Las palabras, esa herencia de monedillas de oro que hemos recibido en usufructo y que nos permite nombrar las cosas, expresar emociones, decir verdades que duelen y cantar todo lo que se pierde en el camino, a veces toman forma de escopeta o de pistola de dos cañones y acaba por cargarlas el diablo, que siempre anda tratando de hacer de las suyas.

Vienen muchas veces las palabras traspasadas de la ideología de cada época porque los señores que mandan en cada periodo se las apropian y entonces hay que hacer un largo ejercicio de paciencia para exorcizarlas, lo mismo que hacían antes algunos curas para sacar el demonio del cuerpo de las gentes. Lo que pasa es que las palabras no forman parte del cuerpo, son alma, modo de ser y de entender la vida, refugio de tristezas, calor de infancia, alegría de vivir, un bastón de rayos de sol que enciende los anhelos, mano tendida al futuro que viene a enlazarse con el pasado.

Pero sucede que, cada vez se va complicando más la cuestión y vamos a acabar por no dar abasto con esta polarización del discurso y la manipulación semántica; últimamente hay palabras como España o patria que, por lo visto, son de ultraderecha, como si sólo los señores con un kilo de gomina o las señoras de teja y mantilla tuvieran derecho a mentarlas, sin recordar aquello que explicaba Machado de que los señoritos únicamente nombran la patria para venderla y que es el pueblo quien finalmente siempre la salva; luego hay otras con sesgo de ultraizquierda, como casta, clase o derechos, que parece que se inventó un señor que ya no existe (Iglesias ya no es quien fue, sobre todo desde que se ha cortado la coleta y se ha hecho defensor de los radicalismos abertzale o catalán); como si quien no comparta el puño alzado o tomar los cielos por asalto no tenga derecho más que al silencio y no le preocupe esas élites que explotan al obrero.
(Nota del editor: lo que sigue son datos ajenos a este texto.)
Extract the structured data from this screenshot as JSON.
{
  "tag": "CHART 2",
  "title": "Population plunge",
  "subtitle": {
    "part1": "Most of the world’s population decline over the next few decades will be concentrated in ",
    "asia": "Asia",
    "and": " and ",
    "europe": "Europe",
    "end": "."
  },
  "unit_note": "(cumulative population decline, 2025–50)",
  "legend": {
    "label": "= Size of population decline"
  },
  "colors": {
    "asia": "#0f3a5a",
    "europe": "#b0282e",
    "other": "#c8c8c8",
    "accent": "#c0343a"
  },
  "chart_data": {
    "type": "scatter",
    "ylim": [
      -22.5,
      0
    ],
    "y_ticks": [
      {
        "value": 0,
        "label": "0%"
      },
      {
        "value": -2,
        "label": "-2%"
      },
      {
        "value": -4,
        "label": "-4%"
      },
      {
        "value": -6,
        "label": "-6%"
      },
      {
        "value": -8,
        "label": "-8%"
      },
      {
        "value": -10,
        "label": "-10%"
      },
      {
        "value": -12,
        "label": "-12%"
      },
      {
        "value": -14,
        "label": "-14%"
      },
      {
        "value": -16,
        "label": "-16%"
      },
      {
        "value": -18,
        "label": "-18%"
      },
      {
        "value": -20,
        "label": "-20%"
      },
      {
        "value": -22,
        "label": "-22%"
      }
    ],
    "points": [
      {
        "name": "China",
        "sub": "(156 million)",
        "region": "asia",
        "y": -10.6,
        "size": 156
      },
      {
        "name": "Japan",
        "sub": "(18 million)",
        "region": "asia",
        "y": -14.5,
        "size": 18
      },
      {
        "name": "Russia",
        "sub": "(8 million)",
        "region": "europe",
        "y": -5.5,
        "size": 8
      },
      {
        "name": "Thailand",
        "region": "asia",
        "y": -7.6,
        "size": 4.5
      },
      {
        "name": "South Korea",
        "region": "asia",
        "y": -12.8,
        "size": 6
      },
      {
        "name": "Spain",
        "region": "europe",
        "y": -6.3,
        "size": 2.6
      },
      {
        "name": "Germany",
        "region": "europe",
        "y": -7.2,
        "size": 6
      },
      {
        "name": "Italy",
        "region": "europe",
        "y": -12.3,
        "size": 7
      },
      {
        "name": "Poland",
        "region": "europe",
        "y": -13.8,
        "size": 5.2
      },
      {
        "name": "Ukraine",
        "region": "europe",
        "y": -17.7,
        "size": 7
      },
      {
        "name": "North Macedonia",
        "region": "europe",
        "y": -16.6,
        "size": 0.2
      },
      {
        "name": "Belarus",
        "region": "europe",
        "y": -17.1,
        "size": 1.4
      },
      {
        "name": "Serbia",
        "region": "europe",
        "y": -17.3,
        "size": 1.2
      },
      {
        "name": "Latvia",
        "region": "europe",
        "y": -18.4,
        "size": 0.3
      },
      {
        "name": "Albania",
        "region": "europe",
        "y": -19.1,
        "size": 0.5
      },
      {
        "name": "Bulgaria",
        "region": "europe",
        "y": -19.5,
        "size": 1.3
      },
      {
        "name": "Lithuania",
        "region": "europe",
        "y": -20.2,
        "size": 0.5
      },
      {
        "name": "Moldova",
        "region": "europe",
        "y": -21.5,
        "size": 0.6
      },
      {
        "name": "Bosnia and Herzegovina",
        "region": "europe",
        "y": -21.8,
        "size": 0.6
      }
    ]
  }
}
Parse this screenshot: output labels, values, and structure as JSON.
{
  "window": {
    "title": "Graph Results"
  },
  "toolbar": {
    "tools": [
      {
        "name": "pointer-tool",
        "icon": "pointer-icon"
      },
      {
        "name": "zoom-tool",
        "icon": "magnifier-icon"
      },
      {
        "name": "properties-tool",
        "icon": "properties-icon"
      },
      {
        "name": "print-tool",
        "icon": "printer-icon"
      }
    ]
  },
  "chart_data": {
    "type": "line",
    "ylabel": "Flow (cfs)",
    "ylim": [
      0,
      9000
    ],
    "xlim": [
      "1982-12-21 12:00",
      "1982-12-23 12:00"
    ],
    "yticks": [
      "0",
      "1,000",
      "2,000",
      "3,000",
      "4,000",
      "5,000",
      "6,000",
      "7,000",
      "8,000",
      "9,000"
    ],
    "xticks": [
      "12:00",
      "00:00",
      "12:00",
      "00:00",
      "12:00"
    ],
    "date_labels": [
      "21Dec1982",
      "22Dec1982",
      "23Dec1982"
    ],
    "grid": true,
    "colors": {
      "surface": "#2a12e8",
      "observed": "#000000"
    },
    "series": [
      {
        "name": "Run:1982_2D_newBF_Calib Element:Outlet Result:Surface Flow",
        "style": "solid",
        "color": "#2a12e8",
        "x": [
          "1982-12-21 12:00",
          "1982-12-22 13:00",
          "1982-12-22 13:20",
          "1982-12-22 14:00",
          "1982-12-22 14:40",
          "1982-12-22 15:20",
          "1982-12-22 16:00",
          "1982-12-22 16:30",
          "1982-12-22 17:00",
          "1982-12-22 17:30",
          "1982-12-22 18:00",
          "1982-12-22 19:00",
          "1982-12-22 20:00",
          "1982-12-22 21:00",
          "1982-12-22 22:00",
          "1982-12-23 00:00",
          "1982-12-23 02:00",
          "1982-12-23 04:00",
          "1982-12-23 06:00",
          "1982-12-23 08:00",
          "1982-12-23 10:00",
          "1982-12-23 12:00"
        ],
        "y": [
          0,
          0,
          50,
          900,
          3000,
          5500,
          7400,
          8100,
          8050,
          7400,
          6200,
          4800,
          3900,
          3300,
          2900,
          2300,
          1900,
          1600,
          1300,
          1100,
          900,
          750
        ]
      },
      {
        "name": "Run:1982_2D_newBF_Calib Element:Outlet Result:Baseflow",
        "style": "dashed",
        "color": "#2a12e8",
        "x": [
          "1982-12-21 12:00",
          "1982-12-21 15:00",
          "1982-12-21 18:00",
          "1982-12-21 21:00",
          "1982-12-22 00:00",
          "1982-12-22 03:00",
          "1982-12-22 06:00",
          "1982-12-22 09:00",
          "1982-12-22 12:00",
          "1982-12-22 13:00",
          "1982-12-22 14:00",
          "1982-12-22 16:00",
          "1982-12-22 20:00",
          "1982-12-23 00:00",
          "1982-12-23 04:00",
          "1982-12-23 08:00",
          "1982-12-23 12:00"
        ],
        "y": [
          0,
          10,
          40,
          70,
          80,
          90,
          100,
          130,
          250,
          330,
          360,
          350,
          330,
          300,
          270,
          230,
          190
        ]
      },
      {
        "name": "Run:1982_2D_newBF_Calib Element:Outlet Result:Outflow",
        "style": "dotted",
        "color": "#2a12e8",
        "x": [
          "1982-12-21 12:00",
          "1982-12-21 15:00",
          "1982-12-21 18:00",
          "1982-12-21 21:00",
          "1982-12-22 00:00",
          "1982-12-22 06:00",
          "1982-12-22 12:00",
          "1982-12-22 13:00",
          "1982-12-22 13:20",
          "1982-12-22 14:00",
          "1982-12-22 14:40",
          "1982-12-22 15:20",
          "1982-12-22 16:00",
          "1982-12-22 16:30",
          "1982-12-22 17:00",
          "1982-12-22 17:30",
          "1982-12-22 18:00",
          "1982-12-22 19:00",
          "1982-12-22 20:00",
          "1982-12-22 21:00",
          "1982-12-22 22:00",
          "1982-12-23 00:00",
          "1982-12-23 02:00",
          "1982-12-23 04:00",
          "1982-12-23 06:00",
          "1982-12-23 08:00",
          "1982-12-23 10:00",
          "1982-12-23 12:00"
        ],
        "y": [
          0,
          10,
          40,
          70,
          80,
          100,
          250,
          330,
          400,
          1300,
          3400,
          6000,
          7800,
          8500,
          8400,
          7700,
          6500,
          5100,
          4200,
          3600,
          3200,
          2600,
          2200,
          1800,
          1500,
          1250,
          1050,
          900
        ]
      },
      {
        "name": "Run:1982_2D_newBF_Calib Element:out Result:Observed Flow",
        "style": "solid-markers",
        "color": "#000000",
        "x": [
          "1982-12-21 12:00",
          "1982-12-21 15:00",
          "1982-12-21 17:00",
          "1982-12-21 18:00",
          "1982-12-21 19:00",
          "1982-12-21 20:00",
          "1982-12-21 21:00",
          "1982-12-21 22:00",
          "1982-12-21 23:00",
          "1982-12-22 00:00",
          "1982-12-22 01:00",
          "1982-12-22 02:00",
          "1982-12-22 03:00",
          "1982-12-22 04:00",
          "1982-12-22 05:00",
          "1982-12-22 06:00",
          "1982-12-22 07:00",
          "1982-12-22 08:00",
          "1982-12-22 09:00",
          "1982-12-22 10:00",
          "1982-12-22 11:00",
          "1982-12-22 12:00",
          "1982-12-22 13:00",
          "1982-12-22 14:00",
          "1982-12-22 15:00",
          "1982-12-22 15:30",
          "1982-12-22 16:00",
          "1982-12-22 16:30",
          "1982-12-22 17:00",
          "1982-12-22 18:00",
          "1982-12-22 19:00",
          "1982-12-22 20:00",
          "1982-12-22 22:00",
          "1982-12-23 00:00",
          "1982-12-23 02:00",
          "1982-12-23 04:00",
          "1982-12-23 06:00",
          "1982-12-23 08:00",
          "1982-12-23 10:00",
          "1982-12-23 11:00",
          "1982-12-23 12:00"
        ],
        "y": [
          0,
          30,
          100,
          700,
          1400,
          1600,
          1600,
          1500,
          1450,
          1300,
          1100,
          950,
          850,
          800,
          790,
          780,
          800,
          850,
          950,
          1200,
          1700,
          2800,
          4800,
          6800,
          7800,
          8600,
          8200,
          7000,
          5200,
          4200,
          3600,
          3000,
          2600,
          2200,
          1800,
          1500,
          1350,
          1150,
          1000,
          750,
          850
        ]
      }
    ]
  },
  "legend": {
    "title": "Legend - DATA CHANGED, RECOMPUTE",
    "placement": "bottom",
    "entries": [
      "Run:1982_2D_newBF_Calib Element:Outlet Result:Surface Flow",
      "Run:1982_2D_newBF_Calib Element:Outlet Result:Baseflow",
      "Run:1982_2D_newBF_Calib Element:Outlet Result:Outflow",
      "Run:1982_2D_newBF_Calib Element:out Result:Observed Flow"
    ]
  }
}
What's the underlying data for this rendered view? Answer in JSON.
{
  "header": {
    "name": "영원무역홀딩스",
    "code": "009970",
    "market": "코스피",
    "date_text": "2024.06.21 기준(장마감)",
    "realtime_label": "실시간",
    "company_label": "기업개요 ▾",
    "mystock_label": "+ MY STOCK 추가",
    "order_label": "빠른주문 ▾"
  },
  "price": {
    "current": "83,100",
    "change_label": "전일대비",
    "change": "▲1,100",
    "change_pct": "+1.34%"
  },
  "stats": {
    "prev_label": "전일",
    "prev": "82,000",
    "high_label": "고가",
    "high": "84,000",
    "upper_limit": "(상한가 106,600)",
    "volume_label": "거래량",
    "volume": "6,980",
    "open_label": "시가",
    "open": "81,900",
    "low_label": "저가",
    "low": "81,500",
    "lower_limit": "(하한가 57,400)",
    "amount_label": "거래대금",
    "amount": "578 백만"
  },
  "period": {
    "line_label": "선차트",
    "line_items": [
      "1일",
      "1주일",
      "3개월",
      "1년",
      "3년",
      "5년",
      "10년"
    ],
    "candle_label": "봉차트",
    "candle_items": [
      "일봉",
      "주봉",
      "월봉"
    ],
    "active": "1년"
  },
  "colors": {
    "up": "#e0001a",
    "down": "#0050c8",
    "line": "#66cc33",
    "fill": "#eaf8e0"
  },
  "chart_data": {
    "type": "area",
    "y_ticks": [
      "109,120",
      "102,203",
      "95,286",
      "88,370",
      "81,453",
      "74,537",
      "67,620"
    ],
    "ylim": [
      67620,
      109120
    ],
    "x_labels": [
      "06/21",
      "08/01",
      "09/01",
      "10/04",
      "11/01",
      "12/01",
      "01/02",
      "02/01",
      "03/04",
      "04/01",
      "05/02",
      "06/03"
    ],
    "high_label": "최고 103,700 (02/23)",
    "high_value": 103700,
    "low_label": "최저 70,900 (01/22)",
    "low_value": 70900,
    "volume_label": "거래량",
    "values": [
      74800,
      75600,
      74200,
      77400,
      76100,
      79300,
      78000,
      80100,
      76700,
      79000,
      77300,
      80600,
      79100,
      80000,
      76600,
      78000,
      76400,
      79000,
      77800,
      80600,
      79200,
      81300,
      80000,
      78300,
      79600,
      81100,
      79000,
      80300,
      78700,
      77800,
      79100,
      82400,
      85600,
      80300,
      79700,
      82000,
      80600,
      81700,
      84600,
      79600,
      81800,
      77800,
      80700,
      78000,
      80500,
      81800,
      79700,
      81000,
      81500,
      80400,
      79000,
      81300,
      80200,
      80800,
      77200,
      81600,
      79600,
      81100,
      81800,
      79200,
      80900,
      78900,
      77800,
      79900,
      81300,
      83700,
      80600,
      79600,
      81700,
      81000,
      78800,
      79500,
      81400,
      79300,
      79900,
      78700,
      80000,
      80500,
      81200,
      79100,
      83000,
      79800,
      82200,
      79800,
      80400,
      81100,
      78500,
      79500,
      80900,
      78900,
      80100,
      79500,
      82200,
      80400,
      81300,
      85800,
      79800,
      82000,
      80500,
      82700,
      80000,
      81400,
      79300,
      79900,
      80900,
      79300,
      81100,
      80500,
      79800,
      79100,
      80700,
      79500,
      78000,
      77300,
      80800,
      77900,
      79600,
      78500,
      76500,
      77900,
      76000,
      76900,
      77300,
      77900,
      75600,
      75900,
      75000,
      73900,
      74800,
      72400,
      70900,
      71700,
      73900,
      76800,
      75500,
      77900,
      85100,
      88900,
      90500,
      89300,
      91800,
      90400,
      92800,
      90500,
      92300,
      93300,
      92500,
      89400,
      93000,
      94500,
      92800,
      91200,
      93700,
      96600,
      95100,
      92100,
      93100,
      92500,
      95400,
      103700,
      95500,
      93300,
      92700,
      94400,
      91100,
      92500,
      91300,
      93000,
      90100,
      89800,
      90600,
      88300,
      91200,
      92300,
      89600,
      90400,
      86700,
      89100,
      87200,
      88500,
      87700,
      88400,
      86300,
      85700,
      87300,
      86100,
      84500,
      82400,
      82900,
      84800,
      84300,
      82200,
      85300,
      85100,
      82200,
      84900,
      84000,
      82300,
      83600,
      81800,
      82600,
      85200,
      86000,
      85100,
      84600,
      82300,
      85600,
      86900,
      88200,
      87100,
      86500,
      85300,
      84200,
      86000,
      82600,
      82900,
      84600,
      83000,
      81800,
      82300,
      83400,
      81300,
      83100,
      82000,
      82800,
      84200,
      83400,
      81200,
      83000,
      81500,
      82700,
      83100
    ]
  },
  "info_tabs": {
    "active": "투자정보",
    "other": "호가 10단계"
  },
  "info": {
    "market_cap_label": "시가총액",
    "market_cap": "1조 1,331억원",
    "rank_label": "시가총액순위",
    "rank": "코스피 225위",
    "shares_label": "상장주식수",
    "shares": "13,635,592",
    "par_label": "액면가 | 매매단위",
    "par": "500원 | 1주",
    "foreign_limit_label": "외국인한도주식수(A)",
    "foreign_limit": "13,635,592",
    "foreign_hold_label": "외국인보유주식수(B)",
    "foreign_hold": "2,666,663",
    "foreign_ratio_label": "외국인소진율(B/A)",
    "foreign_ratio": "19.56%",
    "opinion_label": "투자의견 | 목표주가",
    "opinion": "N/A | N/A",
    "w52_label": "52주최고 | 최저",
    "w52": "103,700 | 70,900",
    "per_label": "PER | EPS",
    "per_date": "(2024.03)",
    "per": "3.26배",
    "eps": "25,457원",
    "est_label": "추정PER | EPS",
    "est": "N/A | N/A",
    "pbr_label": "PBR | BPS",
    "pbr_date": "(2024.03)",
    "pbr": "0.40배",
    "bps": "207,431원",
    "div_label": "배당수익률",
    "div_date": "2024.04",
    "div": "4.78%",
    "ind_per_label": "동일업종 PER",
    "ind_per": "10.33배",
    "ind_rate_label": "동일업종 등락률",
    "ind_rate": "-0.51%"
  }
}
Luego, claro, están vocablos como libertad o democracia, que quieren robárnoslas personajes como Puigdemont y adláteres sin acordarse de que quien se batió el cobre para que hoy sean patrimonio de todos, unos y otros, fueron quienes hicieron la transición y se jugaron la vida corriendo delante de los grises en los tiempos de la dictadura con las palabras por bandera. Y ellos ni estaban ni se les esperaba en este juego de confrontación peripatética. Pero de fondo están siempre ellas, las palabras, vestidas de limpio, como quien está preparado siempre para abrazar a un amigo. Será por eso que ahora se resisten a bailar al son que les tocan y debemos ser nosotros, las personas normales que vivimos, sentimos, soñamos y padecemos, las que las protejamos de los giros de ranciedumbre y posmodernidad que buscan darles algunos. Tanto da quién sea, porque el problema es el mismo: que quieran adueñarse de un territorio que es común y que debemos dejar impoluto para que los niños y niñas, que ya decía Umbral que son los pastores del abecedario, las acaricien pronunciándolas, jueguen con ellas al escondite y construyan universos donde la luz traspasada de la tarde sea protagonista de sueños y esperanzas en libertad, de paz y sosiego, de necesaria concordia en este tiempo de agresividad, confrontación y desamparo.